Fighting Cybercrime Requires More than Just Tools

Government agencies are moving in the right direction by automating manual processes and employing more modern tools like next-generation firewalls, intrusion detection systems and behavioral analytics —but that’s not enough. While these steps are critical, they’re just part of the solution.

Without sufficiently experienced and well-trained staff, agencies are likely to miss warning signs of impending attacks. When attacks are identified, they may fail to effectively respond. While having trained, experience security personnel might seem obvious, there’s much more to it than that.

In some cases, there simply aren’t enough trained security professionals for agencies to hire.
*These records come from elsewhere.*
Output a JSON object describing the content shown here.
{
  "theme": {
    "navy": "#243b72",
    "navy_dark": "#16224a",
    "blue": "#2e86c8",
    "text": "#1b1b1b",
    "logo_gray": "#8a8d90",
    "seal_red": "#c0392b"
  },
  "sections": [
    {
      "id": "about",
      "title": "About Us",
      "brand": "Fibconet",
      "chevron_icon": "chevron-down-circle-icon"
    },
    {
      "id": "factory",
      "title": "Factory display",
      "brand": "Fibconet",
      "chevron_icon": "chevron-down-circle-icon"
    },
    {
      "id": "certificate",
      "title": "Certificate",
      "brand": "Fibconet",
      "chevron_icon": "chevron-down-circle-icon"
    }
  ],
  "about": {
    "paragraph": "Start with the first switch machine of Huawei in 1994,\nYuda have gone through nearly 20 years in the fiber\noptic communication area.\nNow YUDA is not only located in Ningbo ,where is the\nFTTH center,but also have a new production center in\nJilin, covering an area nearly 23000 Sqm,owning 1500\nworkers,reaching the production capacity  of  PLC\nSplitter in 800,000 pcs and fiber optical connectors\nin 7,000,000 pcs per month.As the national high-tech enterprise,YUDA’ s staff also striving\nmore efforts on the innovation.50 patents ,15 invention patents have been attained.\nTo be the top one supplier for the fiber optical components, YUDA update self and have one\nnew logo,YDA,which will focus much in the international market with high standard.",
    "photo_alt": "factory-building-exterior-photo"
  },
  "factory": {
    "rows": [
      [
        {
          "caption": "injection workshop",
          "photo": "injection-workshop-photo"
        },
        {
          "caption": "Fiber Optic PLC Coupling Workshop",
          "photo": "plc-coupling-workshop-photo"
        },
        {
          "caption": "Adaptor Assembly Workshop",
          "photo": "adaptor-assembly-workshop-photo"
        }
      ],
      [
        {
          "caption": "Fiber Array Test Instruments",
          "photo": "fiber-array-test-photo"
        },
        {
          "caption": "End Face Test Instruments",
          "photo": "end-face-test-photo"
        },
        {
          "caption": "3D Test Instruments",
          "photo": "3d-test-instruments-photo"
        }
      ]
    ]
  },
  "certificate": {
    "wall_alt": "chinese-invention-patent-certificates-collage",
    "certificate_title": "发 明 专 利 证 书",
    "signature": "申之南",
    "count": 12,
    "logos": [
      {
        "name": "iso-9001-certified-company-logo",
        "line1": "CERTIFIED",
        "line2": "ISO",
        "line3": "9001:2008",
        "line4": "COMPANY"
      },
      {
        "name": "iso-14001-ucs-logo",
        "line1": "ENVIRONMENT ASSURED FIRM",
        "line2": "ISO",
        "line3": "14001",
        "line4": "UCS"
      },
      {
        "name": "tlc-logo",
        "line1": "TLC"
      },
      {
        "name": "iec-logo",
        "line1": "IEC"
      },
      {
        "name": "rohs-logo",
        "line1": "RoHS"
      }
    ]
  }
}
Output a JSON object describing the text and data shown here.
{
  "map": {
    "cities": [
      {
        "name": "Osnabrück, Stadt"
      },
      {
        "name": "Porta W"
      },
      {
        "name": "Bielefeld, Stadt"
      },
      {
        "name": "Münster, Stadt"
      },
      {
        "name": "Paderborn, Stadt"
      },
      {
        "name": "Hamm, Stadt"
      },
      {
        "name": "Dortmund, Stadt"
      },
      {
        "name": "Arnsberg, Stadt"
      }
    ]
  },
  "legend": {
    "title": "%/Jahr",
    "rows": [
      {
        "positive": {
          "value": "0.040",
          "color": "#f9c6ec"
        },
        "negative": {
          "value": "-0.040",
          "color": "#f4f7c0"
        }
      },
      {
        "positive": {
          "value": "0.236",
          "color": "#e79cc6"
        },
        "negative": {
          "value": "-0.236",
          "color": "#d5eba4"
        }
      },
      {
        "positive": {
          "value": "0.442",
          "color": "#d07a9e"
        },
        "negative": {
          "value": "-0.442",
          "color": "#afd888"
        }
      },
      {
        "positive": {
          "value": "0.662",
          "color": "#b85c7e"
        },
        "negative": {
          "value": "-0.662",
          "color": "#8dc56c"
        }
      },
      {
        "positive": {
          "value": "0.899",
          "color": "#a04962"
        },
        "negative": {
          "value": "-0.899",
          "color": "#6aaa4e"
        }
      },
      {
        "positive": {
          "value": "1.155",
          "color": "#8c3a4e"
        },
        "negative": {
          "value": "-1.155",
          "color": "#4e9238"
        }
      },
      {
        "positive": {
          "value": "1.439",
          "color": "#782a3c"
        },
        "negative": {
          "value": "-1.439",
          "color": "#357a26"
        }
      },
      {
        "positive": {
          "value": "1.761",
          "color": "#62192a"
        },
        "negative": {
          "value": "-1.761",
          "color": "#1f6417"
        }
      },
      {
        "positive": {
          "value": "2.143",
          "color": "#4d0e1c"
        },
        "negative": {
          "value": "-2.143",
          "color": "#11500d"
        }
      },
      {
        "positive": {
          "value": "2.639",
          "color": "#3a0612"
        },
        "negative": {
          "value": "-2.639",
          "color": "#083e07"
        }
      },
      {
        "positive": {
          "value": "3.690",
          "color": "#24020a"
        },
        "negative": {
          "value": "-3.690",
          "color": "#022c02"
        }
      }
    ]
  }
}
According to an August, 2015 report from the SANS Institute, 66 percent of organizations, which included many government agencies, said the reason they didn’t have an effective incident response process was because of a skills shortage.

In many cases, the solution is to provide the appropriate training to existing personnel—not only training those tasked with monitoring cyberincidents, but also training other employees on security awareness. However, a survey from Enterprise Management Associates found 56 percent of employees generally receive no security awareness training. Failing to educate users on how to spot suspicious activity means more are likely to fall for spear phishing or social engineering attacks.

Training is Critical

Besides user awareness training, it’s critical to ensure agencies have enough technology staff trained in how to spot anomalies and use the tools provided to detect and remediate incidents. The first step is ensuring there is enough staff dedicated to incident response in the first place.

That’s not always the case. A report from FireEye found 55 percent of organizations don’t have a formal incident response team. An effective incident response team should include team members with formal training in incident detection, malware analysis, threat intelligence, forensics and breach management.

Security staff that is directly responsible for incident response should definitely be trained on how to quickly identify and respond to likely attacks. The training should be more than a one hour lesson or online tutorial. It should include hands-on exercises and periodic refreshers. Even with appropriate training, the overall shortage of skilled cybersecurity professionals, combined with tight budgets, leads many agencies to either outsource the entire incident response process or proceed with a combination of in-house and outsourced professionals.

Including skilled outside experts is good for more than meeting budgets and checking boxes. As that is the outsourcer’s area of expertise, external personnel are more likely to be up to date on the latest security threats and remediation techniques. Experienced incident response service providers have deep expertise developed over time, maintain profiles of key attack groups, and use tools that help automate investigative tasks and enable experts to quickly evaluate network traffic and host-based artifacts.